Hollywood is owned and managed by brothers Matt and Ant Timpson. I asked Amosa, “Were you dealing with one of the Timpsons?”
“Yeah, yeah.”
“Which one?”
“Ant.”
I got in touch with Ant Timpson. “This is pretty funny,” he emailed. “I’ve never spoken to or even met Marcus Amosa.”
I got in touch with Billie Rogers, venue manager at the Hollywood. She said no one at the Avondale Business Association has ever contacted the cinema to ask if it would like to take the spider.
“But Amosa said he spoke with Ant,” I said.
“That’s strange,” she said.
Even stranger, though, were Amosa’s claims that the cinema was “not keen” to take the spider. In fact the Hollywood is very, very keen. Billlie Rogers: “We definitely want it.” Ant Timpson: “My brother Matt, who owns the Hollywood, loves Dale and the idea of him living out his days there.”
Jason Valentine-Burt talked about the “gentrification” of Avondale; Eke Panuku’s development of a community centre and library belongs to its mission of “urban regeneration”. These are tectonic shifts in Avondale, run-down but proud, 28 minutes on the train to downtown Britomart, its decile 4 primary school with a school roll mainly comprised of 22 per cent Māori, 16 per cent Pākehā, 17 per cent Samoan, and 10 per cent Indian. Dale the spider sculpture, that weird and inspired idea come to life, occupies an uncertain position in the new Avondale. The new homes, the new community centre – and an old, disintegrating spider, caught between past and future.
Nathan Savill restores sculptures for a living. He was asked by the business association for a quote to fix Dale. He came up with a price of $10,000. “Mate’s rates,” he said, based on his affection for Dale and his desire to see it remain in Avondale. He was later asked by Eke Panuku for a quote. He came up with $15,000: “They have a lot more funds behind them.” He also mentioned that he’d spoken with Marcus Amosa about crowdsourcing the cost, and came up with between $15,000 and $20,000 … He had doubled the price in a single interview, but in any case he was confident that despite Dale’s gross appearance, the thing was easily fixable.

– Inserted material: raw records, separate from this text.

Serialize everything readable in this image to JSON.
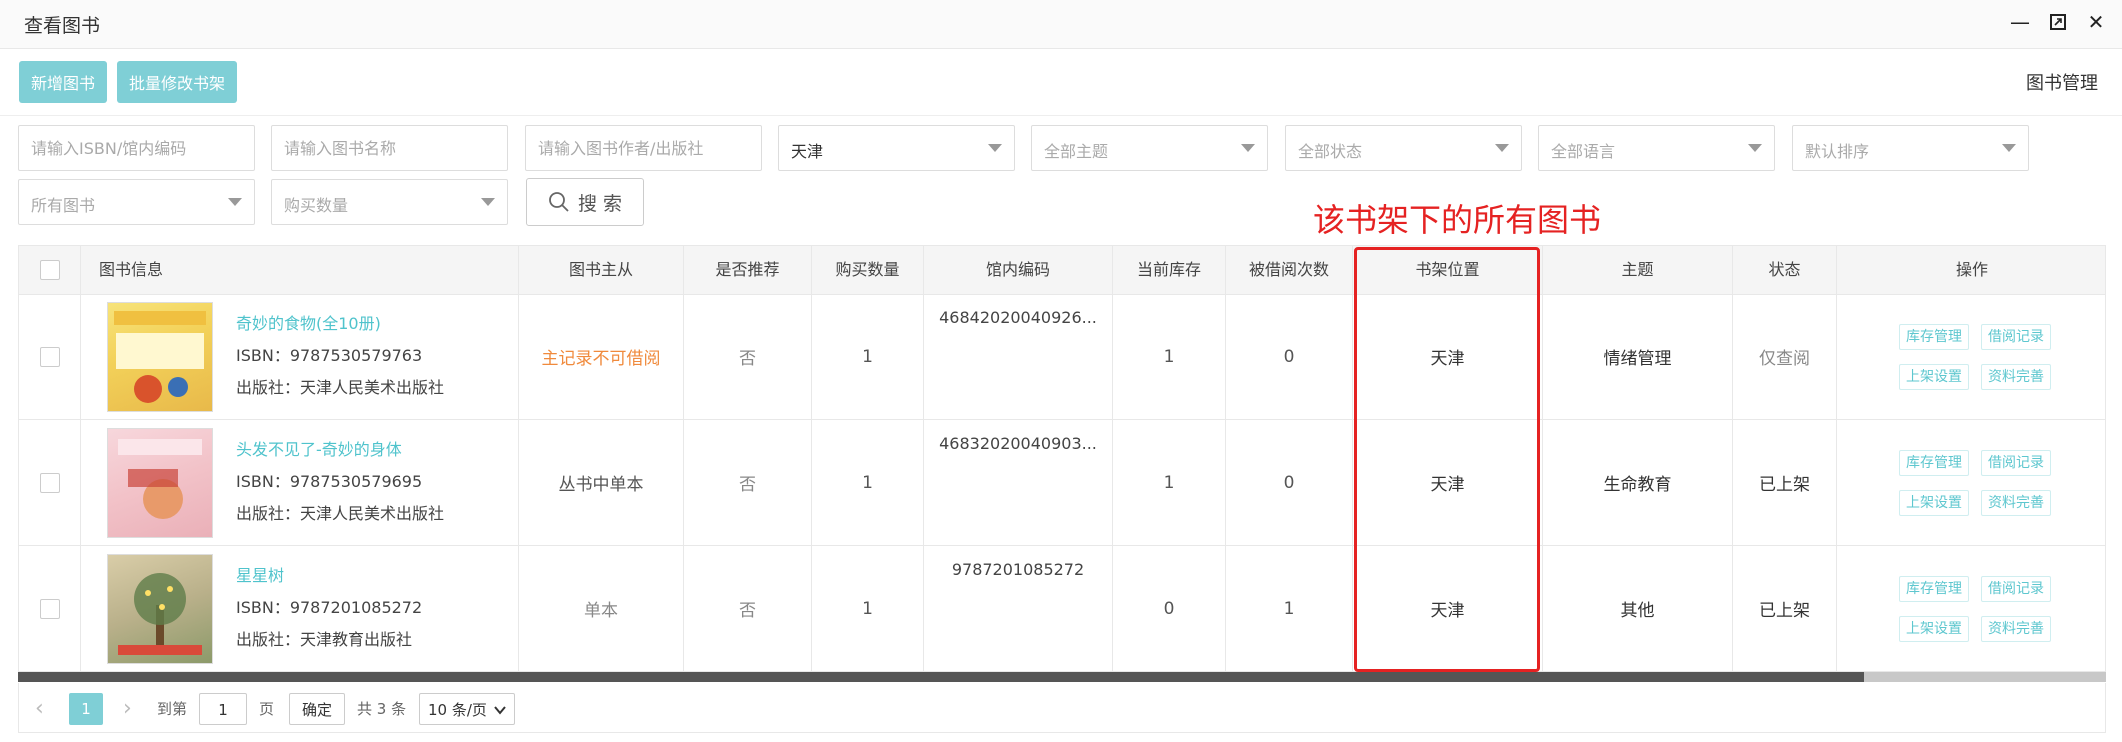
{
  "window": {
    "title": "查看图书",
    "controls": [
      "minimize",
      "maximize",
      "close"
    ]
  },
  "toolbar": {
    "add_book": "新增图书",
    "batch_shelf": "批量修改书架",
    "page_title": "图书管理"
  },
  "filters": {
    "isbn_placeholder": "请输入ISBN/馆内编码",
    "name_placeholder": "请输入图书名称",
    "author_placeholder": "请输入图书作者/出版社",
    "location_value": "天津",
    "theme": "全部主题",
    "status": "全部状态",
    "language": "全部语言",
    "sort": "默认排序",
    "scope": "所有图书",
    "purchase_count": "购买数量",
    "search_label": "搜 索"
  },
  "annotation": "该书架下的所有图书",
  "table": {
    "headers": {
      "book_info": "图书信息",
      "main_sub": "图书主从",
      "recommended": "是否推荐",
      "purchase": "购买数量",
      "code": "馆内编码",
      "stock": "当前库存",
      "borrows": "被借阅次数",
      "shelf": "书架位置",
      "theme": "主题",
      "status": "状态",
      "actions": "操作"
    },
    "rows": [
      {
        "title": "奇妙的食物(全10册)",
        "isbn": "ISBN：9787530579763",
        "publisher": "出版社：天津人民美术出版社",
        "main_sub": "主记录不可借阅",
        "recommended": "否",
        "purchase": "1",
        "code": "46842020040926...",
        "stock": "1",
        "borrows": "0",
        "shelf": "天津",
        "theme": "情绪管理",
        "status": "仅查阅"
      },
      {
        "title": "头发不见了-奇妙的身体",
        "isbn": "ISBN：9787530579695",
        "publisher": "出版社：天津人民美术出版社",
        "main_sub": "丛书中单本",
        "recommended": "否",
        "purchase": "1",
        "code": "46832020040903...",
        "stock": "1",
        "borrows": "0",
        "shelf": "天津",
        "theme": "生命教育",
        "status": "已上架"
      },
      {
        "title": "星星树",
        "isbn": "ISBN：9787201085272",
        "publisher": "出版社：天津教育出版社",
        "main_sub": "单本",
        "recommended": "否",
        "purchase": "1",
        "code": "9787201085272",
        "stock": "0",
        "borrows": "1",
        "shelf": "天津",
        "theme": "其他",
        "status": "已上架"
      }
    ],
    "actions": {
      "stock_mgmt": "库存管理",
      "borrow_record": "借阅记录",
      "shelf_setting": "上架设置",
      "complete_info": "资料完善"
    }
  },
  "pager": {
    "prev": "‹",
    "current_page": "1",
    "next": "›",
    "goto_label": "到第",
    "page_input": "1",
    "page_unit": "页",
    "confirm": "确定",
    "total": "共 3 条",
    "page_size": "10 条/页"
  },
  "colors": {
    "accent": "#7fcfd6",
    "link": "#4fc3cc",
    "warning": "#f08a3c",
    "annotation": "#e52222"
  }
}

“You just have to give it a damn good clean,” he said. He talked about mould inhibitors and fibreglass patches. “It’s not rocket science. It’s not an unattainable goal.”
But even mate’s rates scared off the Hollywood Cinema. Venue manager Billie Roger, when told of the lowest price, said, “Well, Hollywood’s not paying for that, that’s for sure.”
Amosa said the Avondale Business Association have an operating budget of $150,000. He was loathe to commit much of that to restoring the sculpture.
I asked him, “As the owner, you’ve got a responsibility to put a substantial amount towards it, do you not?”
He said, “I wouldn’t say substantial.”
“Would you say small?”
“Yeah.”
Eke Panuku are developing the land where Dale lives. “They have a responsibility to contribute towards the fixing up and the rehoming of Dale,” said Jason Valentine-Burt. I approached Richard Davison, location director for south and west at Eke Panuku.
“We’re just here to maybe put a little bit of money and human effort into working out what to do with it.”
I asked, “So there could be a financial commitment?”
He said, “There could be a small one.”
Davison added that he didn’t think it was “appropriate” for the sculpture to remain in the town square. Neither does Marcus Amoa, who is also against it going to Apex Park. His preference: “My personal view is that kids love it, so I would love to see it near a park of some sort, with a playground or skate park.”
This matches the description of Riversdale Park in Avondale. It has playing fields, a playground, a skate park. It’s also a long way out of the centre of town towards the end of a dead-end street. Jason Valentine-Burt is aghast that Dale might end up there.
But there is a worse fate, worse even than some obscure corner of good old Avondale, that suburb in flux, bordered by the Ding Dong Dairy and the Julie Ann Dairy, revitalised by new homes and new residents. Dale could just crawl off and die. “What I can see,” said Valentine-Burt, “is once Dale comes down to make way for the new community centre, and there are no concrete plans in place where he’s going to go, is that he could just quietly slide into the never-never.”
This story originally named Ockham as the landlord of two large apartment blocks in the centre of Avondale. This was incorrect.